Older people need to tweak their vision to help them read. Younger people with vision issues are more likely to need a more accurate correction and they are far better off getting their eyes properly tested and ensuring that not only is the spherical correction correct for each eye, but the cylindrical (astigmatism) correction is also appropriate.

I suspect that is dollar stores wanted to sell glasses for distance vision, they would be considered medical devices and would require a lot more regulation than for reading glasses.

Anonymous 0 Comments

The difference is your prescription lenses are made so you can see perfectly at “infinity” (very far distance). You don’t want to be near or far sighted with your glasses on, so the lenses need the exact power to correct your eyes. For example if you were near sighted and got too strong glasses prescription you would be far sighted instead.

Reading glasses make you near sighted. You can no-longer see things far away, but you can focus on things closer to you now (this is actually true of people who are near sighted as well). That’s why you don’t wear them all the time you put them on just to read then take them off.

Because they’re already making you near sighted and stuff far away is blurry with them on you don’t need them to match your eyes, they just need to be strong enough that you can hold a book at whatever their focus distance is and read it.

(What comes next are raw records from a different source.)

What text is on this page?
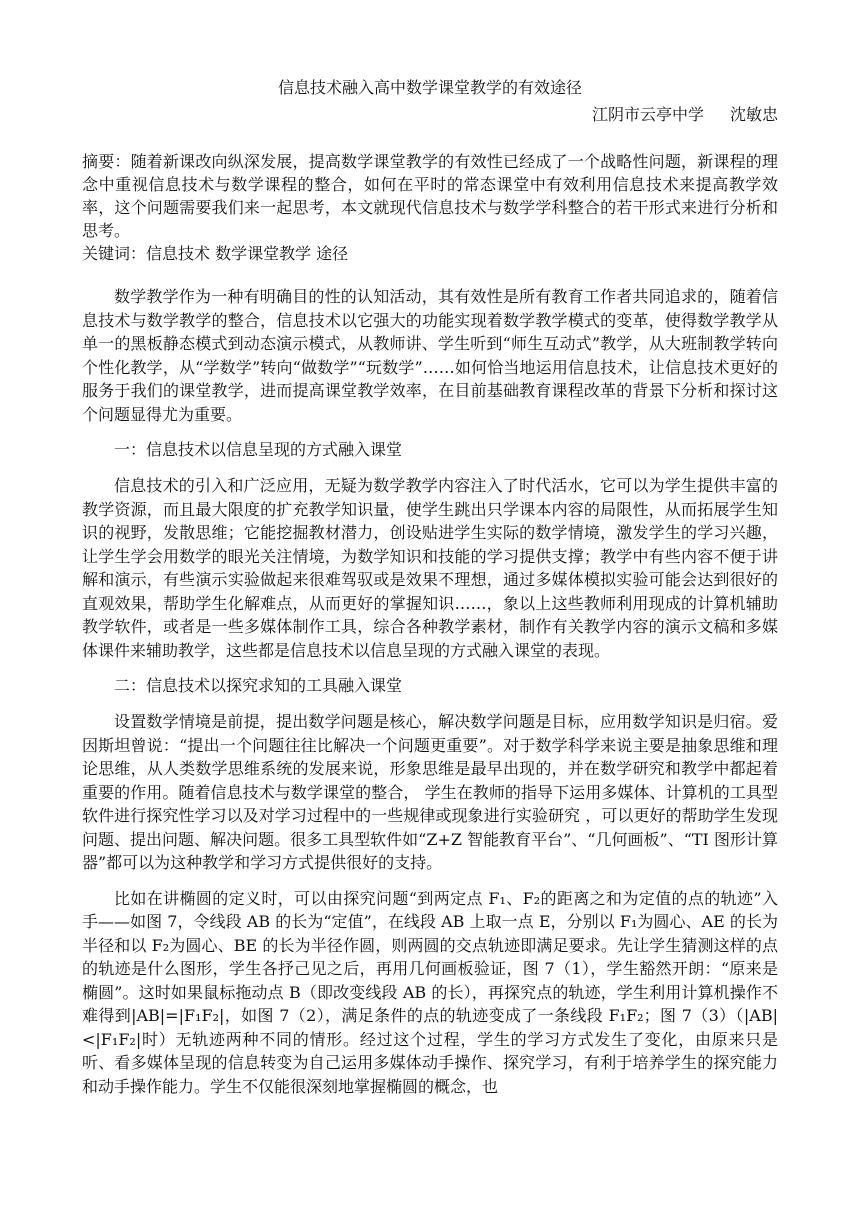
信息技术融入高中数学课堂教学的有效途径

江阴市云亭中学 沈敏忠

摘要：随着新课改向纵深发展，提高数学课堂教学的有效性已经成了一个战略性问题，新课程的理念中重视信息技术与数学课程的整合，如何在平时的常态课堂中有效利用信息技术来提高教学效率，这个问题需要我们来一起思考，本文就现代信息技术与数学学科整合的若干形式来进行分析和思考。

关键词：信息技术 数学课堂教学 途径

数学教学作为一种有明确目的性的认知活动，其有效性是所有教育工作者共同追求的，随着信息技术与数学教学的整合，信息技术以它强大的功能实现着数学教学模式的变革，使得数学教学从单一的黑板静态模式到动态演示模式，从教师讲、学生听到“师生互动式”教学，从大班制教学转向个性化教学，从“学数学”转向“做数学”“玩数学”……如何恰当地运用信息技术，让信息技术更好的服务于我们的课堂教学，进而提高课堂教学效率，在目前基础教育课程改革的背景下分析和探讨这个问题显得尤为重要。

一：信息技术以信息呈现的方式融入课堂

信息技术的引入和广泛应用，无疑为数学教学内容注入了时代活水，它可以为学生提供丰富的教学资源，而且最大限度的扩充教学知识量，使学生跳出只学课本内容的局限性，从而拓展学生知识的视野，发散思维；它能挖掘教材潜力，创设贴进学生实际的数学情境，激发学生的学习兴趣，让学生学会用数学的眼光关注情境，为数学知识和技能的学习提供支撑；教学中有些内容不便于讲解和演示，有些演示实验做起来很难驾驭或是效果不理想，通过多媒体模拟实验可能会达到很好的直观效果，帮助学生化解难点，从而更好的掌握知识……，象以上这些教师利用现成的计算机辅助教学软件，或者是一些多媒体制作工具，综合各种教学素材，制作有关教学内容的演示文稿和多媒体课件来辅助教学，这些都是信息技术以信息呈现的方式融入课堂的表现。

二：信息技术以探究求知的工具融入课堂

设置数学情境是前提，提出数学问题是核心，解决数学问题是目标，应用数学知识是归宿。爱因斯坦曾说：“提出一个问题往往比解决一个问题更重要”。对于数学科学来说主要是抽象思维和理论思维，从人类数学思维系统的发展来说，形象思维是最早出现的，并在数学研究和教学中都起着重要的作用。随着信息技术与数学课堂的整合， 学生在教师的指导下运用多媒体、计算机的工具型软件进行探究性学习以及对学习过程中的一些规律或现象进行实验研究 ，可以更好的帮助学生发现问题、提出问题、解决问题。很多工具型软件如“Z+Z 智能教育平台”、“几何画板”、“TI 图形计算器”都可以为这种教学和学习方式提供很好的支持。

比如在讲椭圆的定义时，可以由探究问题“到两定点 F₁、F₂的距离之和为定值的点的轨迹”入手——如图 7，令线段 AB 的长为“定值”，在线段 AB 上取一点 E，分别以 F₁为圆心、AE 的长为半径和以 F₂为圆心、BE 的长为半径作圆，则两圆的交点轨迹即满足要求。先让学生猜测这样的点的轨迹是什么图形，学生各抒己见之后，再用几何画板验证，图 7（1），学生豁然开朗：“原来是椭圆”。这时如果鼠标拖动点 B（即改变线段 AB 的长），再探究点的轨迹，学生利用计算机操作不难得到|AB|=|F₁F₂|，如图 7（2），满足条件的点的轨迹变成了一条线段 F₁F₂；图 7（3）（|AB|<|F₁F₂|时）无轨迹两种不同的情形。经过这个过程，学生的学习方式发生了变化，由原来只是听、看多媒体呈现的信息转变为自己运用多媒体动手操作、探究学习，有利于培养学生的探究能力和动手操作能力。学生不仅能很深刻地掌握椭圆的概念，也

So you can sell just a few powers and people can pick the one that gives them their ideal reading distance.

Anonymous 0 Comments

reading glasses don’t correct farsightedness. They are the equivalent of changing the zoom level on your browser so that you can read reddit easier.

You can’t do that with a book or newspaper, so reading glasses magnify it for you. Even then, it still might be too blurry for you to read in which case you need corrective lenses…….and no two people really need the same lenses. Even person to person, your prescription changes. The glasses I used to wear 2 years ago don’t work as well as the ones I wear now.

but yes, there is too much variation. if you and I had an identical eye issue, my glasses might not correct your issue because the distance from my eyes to the lenses is different than yours.

Anonymous 0 Comments

Before I got lasik surgery, I bought swim goggles from Speedo called “Vanquishers” that were super close to my strong prescription. This was back in 2015 and the specific ones I got are now discontinued, but it looks like the current ones are still effective, based on reviews. I don’t remember what my exact prescription was anymore, but the -8.0 diopter was pretty damn close. So if someone doesn’t mind looking like a bit of a dork, there are always swim goggles.

Anonymous 0 Comments

Optometry is a powerful lobby in the U.S. There are other countries that sell glasses exactly as you describe.

Anonymous 0 Comments

It’s a historical artifact. Both positive lenses (correcting farsightedness/”reading glasses” correcting presbyopia) and negative lenses (correcting nearsightedness) are best prescribed after measurement, but for a long time only positive lenses were allowed to be sold OTC, ostensibly to correct presbyopia. However, nothing ever stopped a patient with farsighedness from buying positive lenses to correct their condition.

Right now, you can buy negative lenses OTC from Temu and similar sites, up to about -4 and even -6 diopters.

Generalling OTC lenses have the same strength in each eye and don’t correct astigmatism (cylindrical lens), but if you buy two glasses with different strengths, you can mix & match them by removing the lens from the frame.

If you want fully optimized lenses, you can buy them OTC through many websites without a formal prescription and have them custom made. I found Zenni.com a great source for cheap glasses. When you get an eye exam, always ask for PD (pupillary distance) measurements to be taken and get a written copy of the prescription. A few asshole opticians may hassle you over giving it to you, but in most states, laws require them to provide it upon request.

Anonymous 0 Comments

You can very easily buy disposable contact lenses for far sight, so there’s nothing too special about them.

The market for short sightedness is bigger (almost everyone over 45 yo) and since it appears with age, both eyes have the same graduation or very close.